Similarly, Bill C-49 only references carrier obligations for “tarmac delays over three hours, including the obligation to provide timely information and assistance to passengers, as well as the minimum standards of treatment of passengers.”

“That is a dramatic increase, doubling the time an airline can keep you on the tarmac without food or water from 90 minutes to three hours,” Lukacs said.

He notes several other groups, including the Consumers' Association of Canada, Council of Canadians with Disabilities, and the Ontario Civil Liberties Association are also speaking out against Bill C-49.

“Although this bill was sold and advertised to the public as a passenger’s bill, after senators questioned Transport Minister Marc Garneau on Dec. 12, he was forced to concede that the passenger bill was not in Bill C-49,” Lukacs said.

Liberal Sen.
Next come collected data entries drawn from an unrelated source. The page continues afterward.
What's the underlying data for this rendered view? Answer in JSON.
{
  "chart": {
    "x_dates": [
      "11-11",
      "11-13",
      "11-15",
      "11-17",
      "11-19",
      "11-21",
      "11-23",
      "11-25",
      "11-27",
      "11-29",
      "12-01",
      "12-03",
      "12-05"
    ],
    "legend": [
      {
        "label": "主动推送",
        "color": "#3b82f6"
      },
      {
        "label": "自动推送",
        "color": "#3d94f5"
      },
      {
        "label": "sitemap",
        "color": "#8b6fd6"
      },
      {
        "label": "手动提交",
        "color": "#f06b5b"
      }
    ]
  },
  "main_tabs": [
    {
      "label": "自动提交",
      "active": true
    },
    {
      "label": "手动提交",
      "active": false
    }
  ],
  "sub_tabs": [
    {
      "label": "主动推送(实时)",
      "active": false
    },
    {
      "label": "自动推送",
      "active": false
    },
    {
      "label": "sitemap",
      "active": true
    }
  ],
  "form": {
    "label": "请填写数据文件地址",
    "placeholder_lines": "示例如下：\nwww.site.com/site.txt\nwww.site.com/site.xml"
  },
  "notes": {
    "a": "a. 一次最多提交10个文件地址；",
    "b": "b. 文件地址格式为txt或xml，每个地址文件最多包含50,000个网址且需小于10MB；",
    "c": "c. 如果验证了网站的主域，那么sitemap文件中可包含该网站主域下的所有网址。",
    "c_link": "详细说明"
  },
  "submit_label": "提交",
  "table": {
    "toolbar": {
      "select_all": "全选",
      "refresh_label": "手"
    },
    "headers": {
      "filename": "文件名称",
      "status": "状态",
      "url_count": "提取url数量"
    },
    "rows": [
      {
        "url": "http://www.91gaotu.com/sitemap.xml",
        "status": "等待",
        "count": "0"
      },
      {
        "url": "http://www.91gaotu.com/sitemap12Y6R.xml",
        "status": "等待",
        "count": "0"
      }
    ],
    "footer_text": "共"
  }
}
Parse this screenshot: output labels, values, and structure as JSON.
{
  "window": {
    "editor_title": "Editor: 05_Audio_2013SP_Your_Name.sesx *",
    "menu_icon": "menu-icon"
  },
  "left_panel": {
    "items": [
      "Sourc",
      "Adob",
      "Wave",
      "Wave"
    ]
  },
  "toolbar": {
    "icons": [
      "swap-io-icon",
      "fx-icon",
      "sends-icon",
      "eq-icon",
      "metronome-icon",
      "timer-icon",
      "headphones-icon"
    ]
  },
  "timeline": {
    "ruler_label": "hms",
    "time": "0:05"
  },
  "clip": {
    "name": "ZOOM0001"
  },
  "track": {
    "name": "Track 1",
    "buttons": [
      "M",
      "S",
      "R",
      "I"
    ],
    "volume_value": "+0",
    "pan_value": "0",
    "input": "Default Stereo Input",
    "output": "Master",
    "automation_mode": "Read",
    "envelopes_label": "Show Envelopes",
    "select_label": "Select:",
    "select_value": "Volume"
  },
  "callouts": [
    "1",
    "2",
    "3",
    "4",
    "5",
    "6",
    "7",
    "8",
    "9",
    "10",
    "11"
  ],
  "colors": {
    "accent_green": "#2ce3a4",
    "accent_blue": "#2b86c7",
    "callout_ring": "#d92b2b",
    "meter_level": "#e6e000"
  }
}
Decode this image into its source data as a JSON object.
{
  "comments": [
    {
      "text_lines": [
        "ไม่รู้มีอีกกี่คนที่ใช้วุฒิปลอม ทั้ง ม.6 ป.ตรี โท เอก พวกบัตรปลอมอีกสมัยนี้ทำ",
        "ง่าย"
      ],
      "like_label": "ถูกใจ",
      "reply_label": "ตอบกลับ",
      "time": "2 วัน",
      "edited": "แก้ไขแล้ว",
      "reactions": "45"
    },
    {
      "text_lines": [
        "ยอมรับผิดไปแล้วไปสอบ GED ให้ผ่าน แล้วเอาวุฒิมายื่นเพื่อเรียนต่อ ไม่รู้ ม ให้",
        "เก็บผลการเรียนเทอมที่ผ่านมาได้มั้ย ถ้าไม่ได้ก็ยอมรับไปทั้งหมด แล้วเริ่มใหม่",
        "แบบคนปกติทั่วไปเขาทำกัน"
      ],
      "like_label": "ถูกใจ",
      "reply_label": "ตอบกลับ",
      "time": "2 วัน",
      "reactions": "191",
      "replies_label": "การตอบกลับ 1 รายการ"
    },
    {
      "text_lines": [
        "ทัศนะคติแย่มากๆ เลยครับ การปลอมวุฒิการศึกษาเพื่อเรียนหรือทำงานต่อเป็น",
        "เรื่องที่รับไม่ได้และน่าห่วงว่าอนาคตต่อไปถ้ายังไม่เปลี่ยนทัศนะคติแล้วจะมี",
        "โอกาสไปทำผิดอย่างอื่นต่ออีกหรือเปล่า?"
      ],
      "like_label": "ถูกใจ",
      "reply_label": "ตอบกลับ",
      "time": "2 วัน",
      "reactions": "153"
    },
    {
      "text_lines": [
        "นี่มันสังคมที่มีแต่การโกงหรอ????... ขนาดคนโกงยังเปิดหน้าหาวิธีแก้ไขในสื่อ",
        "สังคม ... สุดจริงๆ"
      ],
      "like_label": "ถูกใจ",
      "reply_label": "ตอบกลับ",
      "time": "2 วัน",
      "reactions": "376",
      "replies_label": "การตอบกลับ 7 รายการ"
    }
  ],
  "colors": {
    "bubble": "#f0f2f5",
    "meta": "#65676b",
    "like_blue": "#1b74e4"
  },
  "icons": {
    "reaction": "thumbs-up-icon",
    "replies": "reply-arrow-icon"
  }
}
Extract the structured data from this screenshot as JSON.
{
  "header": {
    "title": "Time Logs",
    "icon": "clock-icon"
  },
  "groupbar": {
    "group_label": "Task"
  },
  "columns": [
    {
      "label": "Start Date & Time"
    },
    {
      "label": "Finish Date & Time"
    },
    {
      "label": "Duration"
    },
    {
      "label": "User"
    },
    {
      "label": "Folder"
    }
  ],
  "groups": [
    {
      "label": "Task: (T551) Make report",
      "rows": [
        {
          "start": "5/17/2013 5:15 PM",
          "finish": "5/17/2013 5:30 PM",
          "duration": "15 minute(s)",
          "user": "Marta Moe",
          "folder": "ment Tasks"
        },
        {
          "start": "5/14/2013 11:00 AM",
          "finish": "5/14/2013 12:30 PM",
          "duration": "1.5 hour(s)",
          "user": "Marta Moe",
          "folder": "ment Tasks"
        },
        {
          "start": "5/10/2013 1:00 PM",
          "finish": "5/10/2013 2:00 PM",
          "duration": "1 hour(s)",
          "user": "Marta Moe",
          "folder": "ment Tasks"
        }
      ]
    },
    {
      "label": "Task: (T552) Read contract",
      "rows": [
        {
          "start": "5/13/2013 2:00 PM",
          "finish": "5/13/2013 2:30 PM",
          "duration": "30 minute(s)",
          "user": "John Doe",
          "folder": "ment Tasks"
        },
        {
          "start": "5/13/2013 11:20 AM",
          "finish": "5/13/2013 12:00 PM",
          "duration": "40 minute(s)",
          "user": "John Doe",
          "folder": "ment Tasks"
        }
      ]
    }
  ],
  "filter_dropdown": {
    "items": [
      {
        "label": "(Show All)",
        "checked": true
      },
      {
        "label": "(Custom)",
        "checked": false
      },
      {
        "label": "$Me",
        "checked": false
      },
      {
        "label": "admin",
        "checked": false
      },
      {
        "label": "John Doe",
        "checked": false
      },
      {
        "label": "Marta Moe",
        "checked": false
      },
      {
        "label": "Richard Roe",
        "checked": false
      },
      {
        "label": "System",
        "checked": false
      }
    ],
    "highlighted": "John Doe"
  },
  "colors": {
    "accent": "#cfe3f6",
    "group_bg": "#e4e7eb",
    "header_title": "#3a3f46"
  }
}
Terry Mercer questioned the merits of the bill at the Dec. 12, 2017 meeting of the Standing Senate Committee on Transport and Communications.

“I am concerned about the things that aren't in the bill . . . especially the things you say that are in the bill. For example, the passenger bill of rights. It's talked about all the time, and people feel very comfortable about it, but it's not there. It’s a promise for regulation in the future,” he said to Garneau before the committee. “If you're talking about it being in, why isn't it there?”

Garneau blamed the media for the perception that the legislation, once passed, would itself enact a passenger bill of rights, rather than simply clear the way for one.

The bill, as it stands, delegates regulation-making powers to the Canadian Transportation Agency (CTA). Lukacs has long-argued the CTA is too cozy with the airlines.

“What troubles me further is that court documents reveal that the Canada Transportation Agency has been talking to airlines about what should be the regulations, even though the bill hasn’t passed yet,” he said. “If you ask me what is happening, it’s very simple. The airline lobby.”

Lukacs is expected to testify before the Standing Senate Committee on Transport and Communications on March 20.